Christmas comes early

12 Nov

Today’s task was making this year’s Christmas cake. I meant to do it weeks ago but haven’t been able to dedicate four hours of my life to the kitchen until today.
Last year I used a Delia Smith recipe but this time I spotted one in the Asda magazine so thought I’d give it a go.
And, despite almost forgetting to add the flour and somehow accidentally stopping my timer halfway through, leaving me to guess when it was ready, it looks pretty good – albeit slightly darker than the cake in the photograph!

In case you’re looking for a recipe, here’s the one I used:

-200g butter;
-200g dark brown soft sugar;
-1tbsp black treacle;
-4 medium eggs;
-100g glacé cherries;
-2tsp mixed spice;
-900g Whitworths fruit mix;
-finely grated zest of one lemon and one orange;
-225g plain flour, sifted;
-50g ground almonds;
-50g flakes almonds (although I decided not to use these);
-50ml rum or brandy (I chose brandy, French to be precise!)

1. Preheat oven to 150C and line a 24cm round deep cake tin with treble-thickness baking paper.
2. In a large bowl, beat sugar, treacle and butter until soft.

3. Gradually beat in eggs then quarter the glacé cherries and add to the mixture along with mixed spice, mixed fruit and zest. Stir until combined.

4. Fold in the flour, almonds and rum/brandy then spoon mixture into cake tin and level off the surface.

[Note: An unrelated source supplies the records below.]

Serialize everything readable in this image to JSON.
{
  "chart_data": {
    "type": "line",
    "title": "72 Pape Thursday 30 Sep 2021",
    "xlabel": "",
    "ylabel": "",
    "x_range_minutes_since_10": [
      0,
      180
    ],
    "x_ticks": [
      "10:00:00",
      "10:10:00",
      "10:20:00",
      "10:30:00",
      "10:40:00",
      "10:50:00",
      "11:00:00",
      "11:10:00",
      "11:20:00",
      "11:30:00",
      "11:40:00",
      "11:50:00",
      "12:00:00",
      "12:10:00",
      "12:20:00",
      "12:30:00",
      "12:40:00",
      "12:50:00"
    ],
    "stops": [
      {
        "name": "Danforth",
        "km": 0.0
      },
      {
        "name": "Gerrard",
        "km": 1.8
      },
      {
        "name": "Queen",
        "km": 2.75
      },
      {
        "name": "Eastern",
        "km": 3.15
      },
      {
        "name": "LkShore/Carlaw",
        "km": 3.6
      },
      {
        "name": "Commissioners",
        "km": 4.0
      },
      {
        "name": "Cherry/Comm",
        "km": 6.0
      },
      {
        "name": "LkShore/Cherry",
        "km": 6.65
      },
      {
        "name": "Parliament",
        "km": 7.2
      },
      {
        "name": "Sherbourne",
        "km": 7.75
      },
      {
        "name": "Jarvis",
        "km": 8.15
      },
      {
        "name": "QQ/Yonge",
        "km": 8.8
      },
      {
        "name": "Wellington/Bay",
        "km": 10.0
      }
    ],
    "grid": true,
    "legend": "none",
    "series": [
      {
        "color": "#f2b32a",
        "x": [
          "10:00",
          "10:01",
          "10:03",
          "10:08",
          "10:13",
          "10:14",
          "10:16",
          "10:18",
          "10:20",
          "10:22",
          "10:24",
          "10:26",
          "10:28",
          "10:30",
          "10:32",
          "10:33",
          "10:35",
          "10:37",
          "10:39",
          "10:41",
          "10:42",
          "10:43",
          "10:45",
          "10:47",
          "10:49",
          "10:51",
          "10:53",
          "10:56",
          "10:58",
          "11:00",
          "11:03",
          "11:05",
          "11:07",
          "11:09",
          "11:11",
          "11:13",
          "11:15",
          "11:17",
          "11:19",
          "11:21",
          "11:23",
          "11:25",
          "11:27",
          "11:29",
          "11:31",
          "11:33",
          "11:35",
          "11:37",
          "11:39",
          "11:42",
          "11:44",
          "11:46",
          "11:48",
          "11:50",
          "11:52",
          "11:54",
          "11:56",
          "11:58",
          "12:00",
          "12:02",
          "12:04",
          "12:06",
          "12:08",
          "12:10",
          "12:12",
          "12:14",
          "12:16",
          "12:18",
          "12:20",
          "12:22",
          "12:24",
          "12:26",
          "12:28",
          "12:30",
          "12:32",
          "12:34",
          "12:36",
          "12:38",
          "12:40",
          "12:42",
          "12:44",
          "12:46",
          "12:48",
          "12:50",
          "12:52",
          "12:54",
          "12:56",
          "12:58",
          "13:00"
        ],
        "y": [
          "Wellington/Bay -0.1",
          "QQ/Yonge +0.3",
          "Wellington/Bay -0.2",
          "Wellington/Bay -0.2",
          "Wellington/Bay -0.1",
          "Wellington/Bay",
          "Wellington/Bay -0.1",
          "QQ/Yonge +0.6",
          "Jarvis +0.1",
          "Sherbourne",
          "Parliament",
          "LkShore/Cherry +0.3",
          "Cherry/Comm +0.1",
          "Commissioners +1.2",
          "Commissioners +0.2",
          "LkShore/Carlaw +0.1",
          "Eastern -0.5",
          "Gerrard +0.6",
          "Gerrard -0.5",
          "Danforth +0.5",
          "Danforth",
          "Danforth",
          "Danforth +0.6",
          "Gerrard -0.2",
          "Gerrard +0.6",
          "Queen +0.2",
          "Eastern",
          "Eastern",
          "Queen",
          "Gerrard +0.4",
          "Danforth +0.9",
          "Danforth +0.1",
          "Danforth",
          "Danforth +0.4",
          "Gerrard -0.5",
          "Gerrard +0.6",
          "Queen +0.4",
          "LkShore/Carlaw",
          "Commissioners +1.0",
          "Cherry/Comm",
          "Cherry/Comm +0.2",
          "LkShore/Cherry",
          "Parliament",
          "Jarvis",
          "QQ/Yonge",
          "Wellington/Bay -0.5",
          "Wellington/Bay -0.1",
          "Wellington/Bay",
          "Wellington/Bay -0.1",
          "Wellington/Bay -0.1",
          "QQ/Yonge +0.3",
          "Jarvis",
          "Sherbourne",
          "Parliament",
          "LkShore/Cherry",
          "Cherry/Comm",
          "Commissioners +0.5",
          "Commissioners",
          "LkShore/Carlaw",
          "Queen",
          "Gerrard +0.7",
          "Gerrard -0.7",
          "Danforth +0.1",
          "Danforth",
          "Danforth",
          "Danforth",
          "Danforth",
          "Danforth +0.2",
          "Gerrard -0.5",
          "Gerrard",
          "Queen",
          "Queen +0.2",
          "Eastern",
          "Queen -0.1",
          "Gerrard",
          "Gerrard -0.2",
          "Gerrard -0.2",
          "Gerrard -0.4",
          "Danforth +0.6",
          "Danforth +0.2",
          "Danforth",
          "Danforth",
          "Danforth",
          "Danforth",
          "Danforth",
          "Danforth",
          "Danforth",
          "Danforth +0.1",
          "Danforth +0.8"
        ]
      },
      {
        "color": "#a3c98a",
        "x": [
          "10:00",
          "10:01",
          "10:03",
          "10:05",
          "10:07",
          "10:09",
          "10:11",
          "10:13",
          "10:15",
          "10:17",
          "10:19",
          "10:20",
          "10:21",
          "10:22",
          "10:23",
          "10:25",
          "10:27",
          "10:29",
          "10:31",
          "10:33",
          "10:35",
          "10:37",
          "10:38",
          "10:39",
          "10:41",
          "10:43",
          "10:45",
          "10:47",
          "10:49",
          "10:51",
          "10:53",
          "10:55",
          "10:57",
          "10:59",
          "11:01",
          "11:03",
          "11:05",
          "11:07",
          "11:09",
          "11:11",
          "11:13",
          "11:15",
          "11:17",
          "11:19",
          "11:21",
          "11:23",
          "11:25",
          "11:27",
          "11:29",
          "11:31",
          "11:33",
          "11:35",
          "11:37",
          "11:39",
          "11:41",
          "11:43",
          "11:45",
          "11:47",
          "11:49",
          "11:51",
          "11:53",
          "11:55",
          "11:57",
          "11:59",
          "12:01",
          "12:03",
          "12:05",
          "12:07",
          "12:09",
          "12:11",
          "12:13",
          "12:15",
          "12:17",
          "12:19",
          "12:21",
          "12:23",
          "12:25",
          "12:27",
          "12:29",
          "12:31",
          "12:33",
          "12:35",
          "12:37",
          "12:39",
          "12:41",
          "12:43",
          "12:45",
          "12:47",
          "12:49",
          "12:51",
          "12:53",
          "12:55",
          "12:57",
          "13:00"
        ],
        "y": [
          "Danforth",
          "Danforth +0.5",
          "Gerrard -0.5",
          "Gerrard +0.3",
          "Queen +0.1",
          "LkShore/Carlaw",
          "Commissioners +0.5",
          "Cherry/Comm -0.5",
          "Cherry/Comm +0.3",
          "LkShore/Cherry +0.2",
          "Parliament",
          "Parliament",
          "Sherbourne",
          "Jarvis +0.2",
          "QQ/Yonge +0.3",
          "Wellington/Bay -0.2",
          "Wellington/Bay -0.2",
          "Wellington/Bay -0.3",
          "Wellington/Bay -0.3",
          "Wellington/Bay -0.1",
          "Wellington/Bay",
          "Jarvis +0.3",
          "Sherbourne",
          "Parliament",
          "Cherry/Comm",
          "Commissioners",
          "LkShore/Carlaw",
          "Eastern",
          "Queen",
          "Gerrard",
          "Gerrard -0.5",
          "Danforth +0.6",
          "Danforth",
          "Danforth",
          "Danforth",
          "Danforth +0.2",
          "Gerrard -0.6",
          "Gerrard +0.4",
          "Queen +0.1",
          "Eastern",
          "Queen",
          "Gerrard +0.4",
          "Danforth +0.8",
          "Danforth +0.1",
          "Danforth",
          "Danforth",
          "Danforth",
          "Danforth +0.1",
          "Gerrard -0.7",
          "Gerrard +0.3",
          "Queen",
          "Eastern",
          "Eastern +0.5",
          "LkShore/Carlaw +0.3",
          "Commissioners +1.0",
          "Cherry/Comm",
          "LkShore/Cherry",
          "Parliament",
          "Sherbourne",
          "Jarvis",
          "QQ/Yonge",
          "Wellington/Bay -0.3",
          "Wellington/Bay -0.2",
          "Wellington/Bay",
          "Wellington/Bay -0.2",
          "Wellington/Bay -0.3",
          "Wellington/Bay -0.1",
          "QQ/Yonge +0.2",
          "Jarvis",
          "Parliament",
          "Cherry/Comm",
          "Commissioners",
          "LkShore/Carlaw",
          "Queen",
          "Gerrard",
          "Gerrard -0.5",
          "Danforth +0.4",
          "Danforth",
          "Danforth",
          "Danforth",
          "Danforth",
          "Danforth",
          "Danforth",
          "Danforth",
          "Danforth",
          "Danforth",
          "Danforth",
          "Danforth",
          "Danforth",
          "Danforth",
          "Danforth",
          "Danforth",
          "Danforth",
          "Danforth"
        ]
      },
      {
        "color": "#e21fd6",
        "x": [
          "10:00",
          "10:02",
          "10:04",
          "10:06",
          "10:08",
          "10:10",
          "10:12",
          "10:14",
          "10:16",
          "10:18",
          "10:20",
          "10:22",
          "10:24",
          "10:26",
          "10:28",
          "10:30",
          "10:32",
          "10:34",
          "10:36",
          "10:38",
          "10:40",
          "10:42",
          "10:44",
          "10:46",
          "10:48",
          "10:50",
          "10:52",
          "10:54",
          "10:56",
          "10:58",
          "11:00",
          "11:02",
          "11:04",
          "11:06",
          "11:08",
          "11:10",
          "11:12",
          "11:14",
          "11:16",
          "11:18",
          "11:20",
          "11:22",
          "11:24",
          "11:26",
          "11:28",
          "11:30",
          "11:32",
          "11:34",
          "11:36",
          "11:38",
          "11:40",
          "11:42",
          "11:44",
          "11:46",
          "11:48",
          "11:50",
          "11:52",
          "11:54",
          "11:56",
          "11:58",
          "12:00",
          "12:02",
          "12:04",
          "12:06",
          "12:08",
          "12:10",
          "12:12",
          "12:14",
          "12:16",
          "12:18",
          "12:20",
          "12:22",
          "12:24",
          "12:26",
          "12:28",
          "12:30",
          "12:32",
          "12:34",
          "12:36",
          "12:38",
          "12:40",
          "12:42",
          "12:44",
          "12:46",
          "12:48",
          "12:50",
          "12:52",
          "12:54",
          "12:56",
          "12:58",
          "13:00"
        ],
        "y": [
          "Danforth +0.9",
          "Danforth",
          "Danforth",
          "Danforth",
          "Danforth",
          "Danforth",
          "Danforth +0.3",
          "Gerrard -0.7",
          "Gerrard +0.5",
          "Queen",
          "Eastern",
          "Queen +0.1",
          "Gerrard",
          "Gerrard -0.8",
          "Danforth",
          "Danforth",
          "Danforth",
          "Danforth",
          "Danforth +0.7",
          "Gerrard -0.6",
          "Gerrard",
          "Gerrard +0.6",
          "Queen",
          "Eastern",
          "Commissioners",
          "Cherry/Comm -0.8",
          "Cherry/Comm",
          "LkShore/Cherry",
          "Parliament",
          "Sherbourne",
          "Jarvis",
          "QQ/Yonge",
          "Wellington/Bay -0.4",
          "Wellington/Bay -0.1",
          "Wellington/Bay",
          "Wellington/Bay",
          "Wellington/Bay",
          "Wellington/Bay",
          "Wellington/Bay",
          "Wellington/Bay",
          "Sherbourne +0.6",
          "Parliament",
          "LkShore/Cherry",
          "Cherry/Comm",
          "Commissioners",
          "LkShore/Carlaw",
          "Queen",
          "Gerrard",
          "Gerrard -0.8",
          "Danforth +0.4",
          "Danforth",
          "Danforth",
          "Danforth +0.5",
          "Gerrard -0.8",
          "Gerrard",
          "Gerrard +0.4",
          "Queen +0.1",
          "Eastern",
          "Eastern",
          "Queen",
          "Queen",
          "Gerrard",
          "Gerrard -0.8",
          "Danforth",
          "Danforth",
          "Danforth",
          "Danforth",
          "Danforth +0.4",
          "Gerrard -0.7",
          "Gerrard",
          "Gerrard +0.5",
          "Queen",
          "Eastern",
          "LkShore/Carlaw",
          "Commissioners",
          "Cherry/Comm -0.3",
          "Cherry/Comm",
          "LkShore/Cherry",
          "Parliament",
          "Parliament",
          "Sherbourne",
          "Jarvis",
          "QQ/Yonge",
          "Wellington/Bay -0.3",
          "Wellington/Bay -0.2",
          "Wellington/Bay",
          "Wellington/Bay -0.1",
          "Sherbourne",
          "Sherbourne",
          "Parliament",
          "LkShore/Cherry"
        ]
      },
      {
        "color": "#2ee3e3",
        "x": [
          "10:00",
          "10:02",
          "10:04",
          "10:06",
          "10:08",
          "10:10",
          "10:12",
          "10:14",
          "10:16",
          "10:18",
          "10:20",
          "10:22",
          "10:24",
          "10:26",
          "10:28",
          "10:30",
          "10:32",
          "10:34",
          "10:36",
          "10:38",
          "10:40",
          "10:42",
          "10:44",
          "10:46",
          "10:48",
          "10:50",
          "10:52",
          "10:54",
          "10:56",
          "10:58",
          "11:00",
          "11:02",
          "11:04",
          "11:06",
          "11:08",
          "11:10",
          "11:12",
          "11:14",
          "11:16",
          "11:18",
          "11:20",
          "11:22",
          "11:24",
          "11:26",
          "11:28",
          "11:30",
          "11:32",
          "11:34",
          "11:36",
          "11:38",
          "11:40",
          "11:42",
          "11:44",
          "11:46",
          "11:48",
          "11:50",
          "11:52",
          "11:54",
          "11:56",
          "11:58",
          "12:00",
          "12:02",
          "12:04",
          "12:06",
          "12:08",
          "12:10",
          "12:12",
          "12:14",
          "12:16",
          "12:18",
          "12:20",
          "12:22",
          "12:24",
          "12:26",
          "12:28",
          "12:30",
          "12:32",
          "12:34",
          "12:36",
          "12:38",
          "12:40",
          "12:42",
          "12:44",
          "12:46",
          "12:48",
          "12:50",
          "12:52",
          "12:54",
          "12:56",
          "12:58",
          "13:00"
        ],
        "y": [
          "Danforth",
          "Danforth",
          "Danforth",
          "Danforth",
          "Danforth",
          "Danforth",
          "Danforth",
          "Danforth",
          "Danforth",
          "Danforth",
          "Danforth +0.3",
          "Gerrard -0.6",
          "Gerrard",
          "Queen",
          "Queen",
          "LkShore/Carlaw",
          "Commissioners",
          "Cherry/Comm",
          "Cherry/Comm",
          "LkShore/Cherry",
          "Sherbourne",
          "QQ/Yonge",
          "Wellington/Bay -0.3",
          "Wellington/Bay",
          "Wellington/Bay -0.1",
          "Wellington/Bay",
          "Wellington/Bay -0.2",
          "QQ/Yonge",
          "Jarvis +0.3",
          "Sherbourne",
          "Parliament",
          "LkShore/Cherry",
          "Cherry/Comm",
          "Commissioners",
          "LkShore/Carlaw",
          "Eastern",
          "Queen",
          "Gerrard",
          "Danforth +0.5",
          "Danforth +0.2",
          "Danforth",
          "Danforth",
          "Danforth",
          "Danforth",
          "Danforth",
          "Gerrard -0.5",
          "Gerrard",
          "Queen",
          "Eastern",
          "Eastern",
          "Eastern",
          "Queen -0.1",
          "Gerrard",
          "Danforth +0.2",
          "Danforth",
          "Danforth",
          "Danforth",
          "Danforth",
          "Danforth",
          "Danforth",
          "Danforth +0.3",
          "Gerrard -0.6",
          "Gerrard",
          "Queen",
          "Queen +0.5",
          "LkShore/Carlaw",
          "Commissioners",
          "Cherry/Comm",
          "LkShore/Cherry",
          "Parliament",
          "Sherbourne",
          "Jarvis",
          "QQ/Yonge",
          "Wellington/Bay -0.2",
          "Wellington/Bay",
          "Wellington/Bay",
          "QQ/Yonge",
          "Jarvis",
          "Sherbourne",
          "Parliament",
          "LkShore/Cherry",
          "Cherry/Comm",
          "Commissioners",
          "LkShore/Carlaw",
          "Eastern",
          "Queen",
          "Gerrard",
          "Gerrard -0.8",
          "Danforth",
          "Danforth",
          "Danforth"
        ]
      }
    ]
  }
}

5. Bake in centre of oven for 2 hours then reduce temperature to 140C and cook for another 1 hour 30 mins or until a skewer inserted into the centre comes out clean.
6. Leave to cool in the tin for an hour then turn out onto wire rack to cool completely.
7. When cool, prick the surface and spoon over 2tbsps rum/brandy. Repeat this step every 2 weeks until ready to ice.

8. Wrap tightly in greaseproof paper and foil and store in a cool, dry place for at least a week before icing or eating.